The libertarian candidate hid the last week so that his disruptive character would not play a dirty trick on him, but he could not hide the whole gang that surrounds him. Then appeared a candidate for national MP who promised a law so that men could renounce paternity, if they suspected that the woman premeditatedly broke the condom, to the extreme right-wing intellectual Alberto Benegas Lynch, who announced that he would advise Milei to break off relations with the Vatican as long as the pope is the Argentine Jorge Bergoglio. The Church stood up. Politicians used to the religious leadership of Cardinal Mario Poli, who never spoke in public, nobody imagined that the new Archbishop of Buenos Aires and Primate of the country, Monsignor Jorge García Cuerva, would let an offense to the Pontiff go unanswered. García Cuerva spoke publicly of a Church “shocked” by Benegas Lynch’s statements, a speech that was surely repeated in almost all the Sunday Masses. Perhaps the Church has shown, in this way, that it retains a considerable ascendancy in vast sectors of Argentine society. Milei was far from the results predicted by all polls. He even obtained less votes than in the August primaries, when all public opinion polls placed him in first place, disputing with good forecasts a ballottage with Massa. It was the Minister of Economy, on the other hand, who added 8 percentage points more to the percentage he achieved in August.

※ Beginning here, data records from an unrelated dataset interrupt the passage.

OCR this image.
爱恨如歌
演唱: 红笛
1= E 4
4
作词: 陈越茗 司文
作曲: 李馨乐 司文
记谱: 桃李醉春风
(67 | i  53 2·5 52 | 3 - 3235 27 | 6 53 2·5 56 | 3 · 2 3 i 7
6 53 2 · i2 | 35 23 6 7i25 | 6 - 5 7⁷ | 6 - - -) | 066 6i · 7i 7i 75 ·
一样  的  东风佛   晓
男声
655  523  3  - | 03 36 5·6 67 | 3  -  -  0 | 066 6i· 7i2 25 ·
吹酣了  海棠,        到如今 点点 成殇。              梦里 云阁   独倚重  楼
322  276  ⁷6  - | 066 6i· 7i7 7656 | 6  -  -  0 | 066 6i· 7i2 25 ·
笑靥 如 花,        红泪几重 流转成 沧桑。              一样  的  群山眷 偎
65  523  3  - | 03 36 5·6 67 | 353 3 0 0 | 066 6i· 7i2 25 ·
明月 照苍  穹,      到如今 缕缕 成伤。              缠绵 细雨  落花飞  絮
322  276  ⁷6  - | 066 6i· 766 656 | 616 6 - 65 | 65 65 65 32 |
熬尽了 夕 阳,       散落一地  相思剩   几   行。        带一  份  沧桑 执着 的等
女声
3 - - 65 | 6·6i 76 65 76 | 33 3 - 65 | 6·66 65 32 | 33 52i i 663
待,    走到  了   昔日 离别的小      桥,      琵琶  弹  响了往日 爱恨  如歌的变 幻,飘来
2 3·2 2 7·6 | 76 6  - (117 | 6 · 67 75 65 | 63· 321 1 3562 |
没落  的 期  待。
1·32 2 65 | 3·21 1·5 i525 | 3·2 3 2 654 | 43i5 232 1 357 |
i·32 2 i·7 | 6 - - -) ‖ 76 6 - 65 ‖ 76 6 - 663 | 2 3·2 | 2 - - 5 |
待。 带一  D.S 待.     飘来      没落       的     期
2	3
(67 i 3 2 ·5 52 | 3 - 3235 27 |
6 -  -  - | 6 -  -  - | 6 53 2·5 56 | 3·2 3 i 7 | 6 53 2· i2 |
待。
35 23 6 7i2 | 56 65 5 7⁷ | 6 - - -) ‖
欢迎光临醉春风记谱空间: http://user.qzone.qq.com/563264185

Juntos por el Cambio also dropped almost six points with respect to the August elections. It paid dearly for the lack of plasticity it had in not perceiving that the hard dispute between Patricia Bullrich and Horacio Rodríguez Larreta took place in a context in which its two main opponents, Massa and Milei, were not competing with anyone. Worse: Peronism did what it always does; that is, it disciplines itself only in the electoral eve until it conquers power. Then, it usually returns to its usual internal quarrels to discern who is in charge. On the contrary, Juntos por el Cambio lived an intense internal struggle until only the August primaries resolved the dispute between Bullrich and Rodríguez Larreta. All the Cambiemite leaders (not only Bullrich and Rodríguez Larreta) modified the natural course of destiny, but against themselves. Only two years ago, in 2021, they amply won the mid-term legislative elections. They only had to choose a presidential candidate (or a female candidate) and not to make a mistake on the road to power. They were wrong, as anyone can see, and now they will have to roll up their sleeves so that the coalition of Republicans, which brought their leaders to power in 2015, does not break.
In two years, Juntos por el Cambio lost more than 18 percentage points. On the contrary, Peronism recovered more than three points with respect to 2021. Yesterday, the opposition coalition that governed between 2015 and 2019 was left out of the playing field. Only Massa and Milei will be there for the next month, until November 19. The temptation of a breakup will exist in several of the leaders of Juntos por el Cambio, no doubt, but none of them will have another chance of power if that alliance of parties were to fragment. They will have to choose a new leader, because neither Bullrich nor Rodríguez Larreta are already in a position to demand that political leadership. And, above all, they will have to understand that political victory is always the result of a neat, difficult, arduous and constant work.